A total of 185 HCC patients, including 122 MVI negative and 63 MVI positive patients, were retrospectively analyzed. All patients were randomly assigned to the training group (n = 124) and validation group (n = 61), at a ratio of 2:1. A total of 1351 radiomic features were extracted based on three-dimensional images. In the training group, the least absolute shrinkage and selection operator feature selection algorithm was used to reduce the dimensions, and the most relevant radiomic features of MVI were selected to calculate the image score (Rad-score, RS) of each patient. The diagnostic performance of the radiomics model was verified in the validation group, and the Delong test was applied to compare the radiomics and MVI-related imaging features (two-trait predictor of venous invasion and radiogenomic invasion).

Research results

A total of ten radiomics features were finally obtained after screening 1531 features.

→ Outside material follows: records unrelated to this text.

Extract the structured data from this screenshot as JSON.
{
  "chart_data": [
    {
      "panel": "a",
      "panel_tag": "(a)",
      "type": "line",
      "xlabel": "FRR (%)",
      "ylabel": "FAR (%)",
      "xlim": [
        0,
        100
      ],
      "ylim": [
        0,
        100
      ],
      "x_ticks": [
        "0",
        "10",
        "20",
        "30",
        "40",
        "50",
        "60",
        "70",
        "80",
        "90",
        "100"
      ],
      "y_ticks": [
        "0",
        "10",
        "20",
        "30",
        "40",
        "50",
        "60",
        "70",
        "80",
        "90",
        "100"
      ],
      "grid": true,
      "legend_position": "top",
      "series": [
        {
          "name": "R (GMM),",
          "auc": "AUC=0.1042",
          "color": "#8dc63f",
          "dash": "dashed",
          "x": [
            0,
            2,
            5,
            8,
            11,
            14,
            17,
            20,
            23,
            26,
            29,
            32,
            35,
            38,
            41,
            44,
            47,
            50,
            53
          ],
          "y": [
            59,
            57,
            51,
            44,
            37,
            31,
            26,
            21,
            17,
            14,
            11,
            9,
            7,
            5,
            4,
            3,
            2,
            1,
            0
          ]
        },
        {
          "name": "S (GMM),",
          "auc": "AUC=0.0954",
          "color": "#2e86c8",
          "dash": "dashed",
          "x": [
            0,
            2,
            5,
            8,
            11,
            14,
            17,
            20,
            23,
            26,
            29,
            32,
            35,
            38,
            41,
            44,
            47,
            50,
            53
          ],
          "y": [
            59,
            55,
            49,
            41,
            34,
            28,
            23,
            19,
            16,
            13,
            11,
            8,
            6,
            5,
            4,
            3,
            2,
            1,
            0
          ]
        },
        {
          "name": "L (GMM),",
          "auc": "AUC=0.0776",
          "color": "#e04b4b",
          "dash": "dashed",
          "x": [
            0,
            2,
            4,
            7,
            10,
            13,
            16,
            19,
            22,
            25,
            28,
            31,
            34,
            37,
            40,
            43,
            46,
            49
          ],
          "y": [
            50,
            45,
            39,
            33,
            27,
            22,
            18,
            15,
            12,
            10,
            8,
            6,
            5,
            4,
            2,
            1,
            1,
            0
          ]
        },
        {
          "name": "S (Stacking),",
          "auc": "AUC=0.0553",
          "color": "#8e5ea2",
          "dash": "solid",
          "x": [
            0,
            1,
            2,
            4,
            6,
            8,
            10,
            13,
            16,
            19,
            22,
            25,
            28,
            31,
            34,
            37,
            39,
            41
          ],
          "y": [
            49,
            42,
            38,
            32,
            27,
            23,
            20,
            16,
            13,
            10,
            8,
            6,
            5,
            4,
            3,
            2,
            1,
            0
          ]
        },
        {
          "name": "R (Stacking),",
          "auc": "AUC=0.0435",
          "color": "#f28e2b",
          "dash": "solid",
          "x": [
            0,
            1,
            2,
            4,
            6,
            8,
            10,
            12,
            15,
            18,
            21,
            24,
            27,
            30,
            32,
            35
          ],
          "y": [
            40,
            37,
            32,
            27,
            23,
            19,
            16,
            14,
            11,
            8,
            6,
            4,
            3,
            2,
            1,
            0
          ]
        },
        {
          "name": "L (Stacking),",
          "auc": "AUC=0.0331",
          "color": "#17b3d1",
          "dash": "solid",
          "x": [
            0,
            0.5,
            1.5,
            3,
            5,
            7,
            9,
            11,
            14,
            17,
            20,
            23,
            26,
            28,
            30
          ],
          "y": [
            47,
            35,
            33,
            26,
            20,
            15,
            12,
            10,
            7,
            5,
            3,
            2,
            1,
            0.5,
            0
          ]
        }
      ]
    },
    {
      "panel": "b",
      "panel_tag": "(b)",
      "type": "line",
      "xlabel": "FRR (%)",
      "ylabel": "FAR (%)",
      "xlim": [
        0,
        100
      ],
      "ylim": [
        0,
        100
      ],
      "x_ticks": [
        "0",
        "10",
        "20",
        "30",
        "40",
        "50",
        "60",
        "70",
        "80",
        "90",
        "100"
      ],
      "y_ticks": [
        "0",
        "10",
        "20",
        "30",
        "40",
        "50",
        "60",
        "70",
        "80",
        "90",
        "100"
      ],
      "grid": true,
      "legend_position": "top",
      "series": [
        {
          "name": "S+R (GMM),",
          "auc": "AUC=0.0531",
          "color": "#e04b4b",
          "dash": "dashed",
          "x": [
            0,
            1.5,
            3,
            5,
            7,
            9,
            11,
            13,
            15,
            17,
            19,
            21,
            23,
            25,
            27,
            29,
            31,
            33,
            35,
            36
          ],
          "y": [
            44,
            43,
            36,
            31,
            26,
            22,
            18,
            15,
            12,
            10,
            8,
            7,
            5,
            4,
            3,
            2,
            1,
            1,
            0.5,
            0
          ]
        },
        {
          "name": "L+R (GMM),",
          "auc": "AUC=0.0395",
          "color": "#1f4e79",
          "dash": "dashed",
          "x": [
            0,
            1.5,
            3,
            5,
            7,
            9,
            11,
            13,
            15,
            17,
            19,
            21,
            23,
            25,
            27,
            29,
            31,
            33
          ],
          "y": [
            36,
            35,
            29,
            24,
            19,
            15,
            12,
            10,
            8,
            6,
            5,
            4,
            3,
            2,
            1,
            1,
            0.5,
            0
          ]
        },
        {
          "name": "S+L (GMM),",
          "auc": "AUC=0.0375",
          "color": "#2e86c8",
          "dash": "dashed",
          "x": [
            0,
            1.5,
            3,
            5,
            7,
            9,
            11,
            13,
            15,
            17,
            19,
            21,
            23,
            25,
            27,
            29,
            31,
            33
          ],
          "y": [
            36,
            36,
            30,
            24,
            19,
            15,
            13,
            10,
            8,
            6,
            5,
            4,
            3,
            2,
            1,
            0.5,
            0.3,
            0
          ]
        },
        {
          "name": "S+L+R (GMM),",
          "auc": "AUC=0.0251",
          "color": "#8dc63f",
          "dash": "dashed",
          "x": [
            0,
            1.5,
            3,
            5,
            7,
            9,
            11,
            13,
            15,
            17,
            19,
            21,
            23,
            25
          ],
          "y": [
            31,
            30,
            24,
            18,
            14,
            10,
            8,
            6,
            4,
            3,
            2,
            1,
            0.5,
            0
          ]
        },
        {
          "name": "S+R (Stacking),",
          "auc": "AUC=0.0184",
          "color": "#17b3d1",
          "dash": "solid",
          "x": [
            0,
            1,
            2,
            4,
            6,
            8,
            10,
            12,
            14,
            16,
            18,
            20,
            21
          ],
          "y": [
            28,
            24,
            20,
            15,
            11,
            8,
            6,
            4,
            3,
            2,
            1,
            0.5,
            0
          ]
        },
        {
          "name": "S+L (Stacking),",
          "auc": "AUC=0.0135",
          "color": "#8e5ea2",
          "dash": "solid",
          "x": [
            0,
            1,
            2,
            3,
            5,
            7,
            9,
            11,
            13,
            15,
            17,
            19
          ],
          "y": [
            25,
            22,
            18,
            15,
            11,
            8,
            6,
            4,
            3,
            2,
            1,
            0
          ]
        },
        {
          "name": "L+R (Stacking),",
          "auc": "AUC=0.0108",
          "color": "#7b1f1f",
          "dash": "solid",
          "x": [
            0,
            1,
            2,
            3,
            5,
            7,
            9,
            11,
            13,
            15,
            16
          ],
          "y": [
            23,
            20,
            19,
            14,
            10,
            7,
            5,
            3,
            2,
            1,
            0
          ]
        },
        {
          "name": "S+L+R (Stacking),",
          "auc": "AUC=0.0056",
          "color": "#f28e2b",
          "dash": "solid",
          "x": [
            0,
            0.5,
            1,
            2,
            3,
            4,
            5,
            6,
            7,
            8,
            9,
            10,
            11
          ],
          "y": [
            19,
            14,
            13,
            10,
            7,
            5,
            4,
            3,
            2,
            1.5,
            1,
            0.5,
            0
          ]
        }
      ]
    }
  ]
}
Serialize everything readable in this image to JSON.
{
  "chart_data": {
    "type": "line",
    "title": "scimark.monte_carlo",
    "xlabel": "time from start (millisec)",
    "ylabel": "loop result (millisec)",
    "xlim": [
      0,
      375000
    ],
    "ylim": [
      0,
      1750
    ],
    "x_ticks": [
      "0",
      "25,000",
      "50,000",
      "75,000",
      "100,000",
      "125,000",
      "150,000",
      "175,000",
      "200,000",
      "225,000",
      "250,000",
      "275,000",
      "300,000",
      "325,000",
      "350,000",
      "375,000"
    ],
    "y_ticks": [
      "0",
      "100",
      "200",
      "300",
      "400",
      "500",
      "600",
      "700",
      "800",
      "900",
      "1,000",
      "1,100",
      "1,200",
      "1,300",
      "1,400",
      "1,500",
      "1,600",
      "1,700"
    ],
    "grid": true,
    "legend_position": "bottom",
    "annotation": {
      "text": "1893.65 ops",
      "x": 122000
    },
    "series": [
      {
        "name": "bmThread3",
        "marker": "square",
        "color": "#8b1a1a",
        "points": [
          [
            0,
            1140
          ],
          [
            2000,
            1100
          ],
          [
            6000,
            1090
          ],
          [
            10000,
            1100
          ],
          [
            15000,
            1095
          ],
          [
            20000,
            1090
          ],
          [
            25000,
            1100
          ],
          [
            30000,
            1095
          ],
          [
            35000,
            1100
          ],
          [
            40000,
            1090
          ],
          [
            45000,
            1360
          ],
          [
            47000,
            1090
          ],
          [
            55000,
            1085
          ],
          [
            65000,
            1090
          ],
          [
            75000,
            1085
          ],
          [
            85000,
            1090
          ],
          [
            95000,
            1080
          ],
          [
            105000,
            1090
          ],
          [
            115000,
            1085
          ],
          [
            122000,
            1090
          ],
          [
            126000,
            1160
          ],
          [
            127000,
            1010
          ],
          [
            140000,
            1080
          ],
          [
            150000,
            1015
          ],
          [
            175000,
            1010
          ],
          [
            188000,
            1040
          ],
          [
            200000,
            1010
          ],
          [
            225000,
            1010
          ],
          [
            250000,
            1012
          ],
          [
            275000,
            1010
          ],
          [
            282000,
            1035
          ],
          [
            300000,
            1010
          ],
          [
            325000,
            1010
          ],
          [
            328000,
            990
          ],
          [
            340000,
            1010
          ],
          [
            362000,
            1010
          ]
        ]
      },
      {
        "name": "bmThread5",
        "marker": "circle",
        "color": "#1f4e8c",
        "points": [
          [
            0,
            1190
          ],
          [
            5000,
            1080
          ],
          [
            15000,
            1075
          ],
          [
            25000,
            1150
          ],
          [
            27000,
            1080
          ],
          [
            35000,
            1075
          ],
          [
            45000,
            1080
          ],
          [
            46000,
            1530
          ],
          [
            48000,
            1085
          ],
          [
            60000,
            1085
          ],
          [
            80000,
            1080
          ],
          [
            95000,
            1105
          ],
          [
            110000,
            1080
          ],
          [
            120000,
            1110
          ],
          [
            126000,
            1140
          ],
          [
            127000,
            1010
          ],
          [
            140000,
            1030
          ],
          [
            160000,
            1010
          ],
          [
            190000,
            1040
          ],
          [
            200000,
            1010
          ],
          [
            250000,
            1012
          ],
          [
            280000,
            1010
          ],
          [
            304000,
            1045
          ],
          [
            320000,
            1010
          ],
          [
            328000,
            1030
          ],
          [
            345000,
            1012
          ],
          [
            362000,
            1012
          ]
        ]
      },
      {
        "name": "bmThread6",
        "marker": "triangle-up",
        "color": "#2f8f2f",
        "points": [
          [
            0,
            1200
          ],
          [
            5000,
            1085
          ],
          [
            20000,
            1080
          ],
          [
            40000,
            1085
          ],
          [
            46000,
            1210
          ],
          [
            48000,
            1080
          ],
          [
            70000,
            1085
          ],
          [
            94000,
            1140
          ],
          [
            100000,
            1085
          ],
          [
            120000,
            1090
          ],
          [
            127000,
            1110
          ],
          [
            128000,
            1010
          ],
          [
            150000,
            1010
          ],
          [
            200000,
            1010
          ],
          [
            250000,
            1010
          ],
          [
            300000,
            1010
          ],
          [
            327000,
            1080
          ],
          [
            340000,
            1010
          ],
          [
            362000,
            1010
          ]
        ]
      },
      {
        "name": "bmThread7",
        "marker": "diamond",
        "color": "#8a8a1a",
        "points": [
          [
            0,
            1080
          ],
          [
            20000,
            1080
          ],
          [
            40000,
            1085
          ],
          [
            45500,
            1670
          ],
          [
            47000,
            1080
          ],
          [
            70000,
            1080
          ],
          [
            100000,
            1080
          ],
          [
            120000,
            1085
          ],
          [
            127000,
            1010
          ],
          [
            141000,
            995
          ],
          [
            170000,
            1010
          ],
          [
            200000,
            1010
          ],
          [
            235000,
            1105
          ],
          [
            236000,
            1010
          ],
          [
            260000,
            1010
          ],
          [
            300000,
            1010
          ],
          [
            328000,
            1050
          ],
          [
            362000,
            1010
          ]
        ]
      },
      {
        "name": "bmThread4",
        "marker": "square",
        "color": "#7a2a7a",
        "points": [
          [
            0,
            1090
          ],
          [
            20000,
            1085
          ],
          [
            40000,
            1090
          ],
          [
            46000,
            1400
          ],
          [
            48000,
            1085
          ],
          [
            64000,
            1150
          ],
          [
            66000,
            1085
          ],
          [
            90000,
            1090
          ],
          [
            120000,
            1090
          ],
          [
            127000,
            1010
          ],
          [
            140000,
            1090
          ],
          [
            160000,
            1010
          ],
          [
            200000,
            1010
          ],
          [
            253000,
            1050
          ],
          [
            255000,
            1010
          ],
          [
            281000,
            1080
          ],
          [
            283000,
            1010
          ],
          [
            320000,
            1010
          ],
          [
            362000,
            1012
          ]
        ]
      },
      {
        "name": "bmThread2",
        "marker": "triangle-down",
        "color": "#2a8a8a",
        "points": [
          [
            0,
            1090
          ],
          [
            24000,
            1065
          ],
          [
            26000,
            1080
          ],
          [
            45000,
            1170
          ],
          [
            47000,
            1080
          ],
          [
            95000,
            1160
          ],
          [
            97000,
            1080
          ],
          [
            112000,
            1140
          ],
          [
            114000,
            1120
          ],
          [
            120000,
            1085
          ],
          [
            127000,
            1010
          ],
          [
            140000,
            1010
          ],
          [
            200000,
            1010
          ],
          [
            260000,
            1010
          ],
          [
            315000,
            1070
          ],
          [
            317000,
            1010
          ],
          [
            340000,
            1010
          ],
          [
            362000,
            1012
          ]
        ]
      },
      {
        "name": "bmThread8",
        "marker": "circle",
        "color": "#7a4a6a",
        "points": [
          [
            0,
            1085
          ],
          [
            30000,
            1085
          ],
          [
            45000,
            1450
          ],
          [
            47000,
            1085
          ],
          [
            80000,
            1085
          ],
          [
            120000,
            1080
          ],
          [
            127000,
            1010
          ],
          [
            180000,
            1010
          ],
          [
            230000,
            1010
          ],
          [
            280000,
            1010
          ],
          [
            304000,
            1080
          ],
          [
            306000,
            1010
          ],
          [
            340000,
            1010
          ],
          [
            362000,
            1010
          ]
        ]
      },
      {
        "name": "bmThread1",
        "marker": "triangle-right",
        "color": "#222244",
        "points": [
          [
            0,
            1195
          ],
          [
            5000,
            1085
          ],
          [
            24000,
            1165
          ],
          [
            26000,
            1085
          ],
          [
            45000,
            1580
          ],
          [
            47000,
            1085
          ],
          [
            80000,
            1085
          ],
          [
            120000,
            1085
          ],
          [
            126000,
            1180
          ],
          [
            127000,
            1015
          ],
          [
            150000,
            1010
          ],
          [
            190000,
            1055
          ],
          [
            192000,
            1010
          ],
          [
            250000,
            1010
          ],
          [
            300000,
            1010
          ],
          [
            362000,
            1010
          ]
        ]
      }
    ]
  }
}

According to the weighting coefficient that corresponded to the features, the RS calculation formula was obtained, and the RS score of each patient was calculated. The radiomics model exhibited a better correction and identification ability in the training and validation groups [area under the curve: 0.72 (95% confidence interval: 0.58-0.86) and 0.74 (95% confidence interval: 0.66-0.83), respectively]. Its prediction performance was significantly higher than that of the image features (P < 0.05).

Research conclusions

CT radiomics has certain predictive value for MVI in solitary HCC ≤ 5 cm, and the predictive ability is higher than that of image features.

Research perspectives

The accurate prediction of MVI before surgery is desperately needed. Radiomics as an emerging field, aims to utilize artificial intelligence software to develop methods that may contribute to cancer diagnosis, treatment improvement and evaluation, and better prediction. At present, few studies have focused on the prediction of MVI in the early stage of HCC (which refers to solitary tumor with a size of ≤ 5 cm, without MVI). The present study aimed to investigate the predictive value of CT radiomics for MVI in solitary HCC ≤ 5 cm.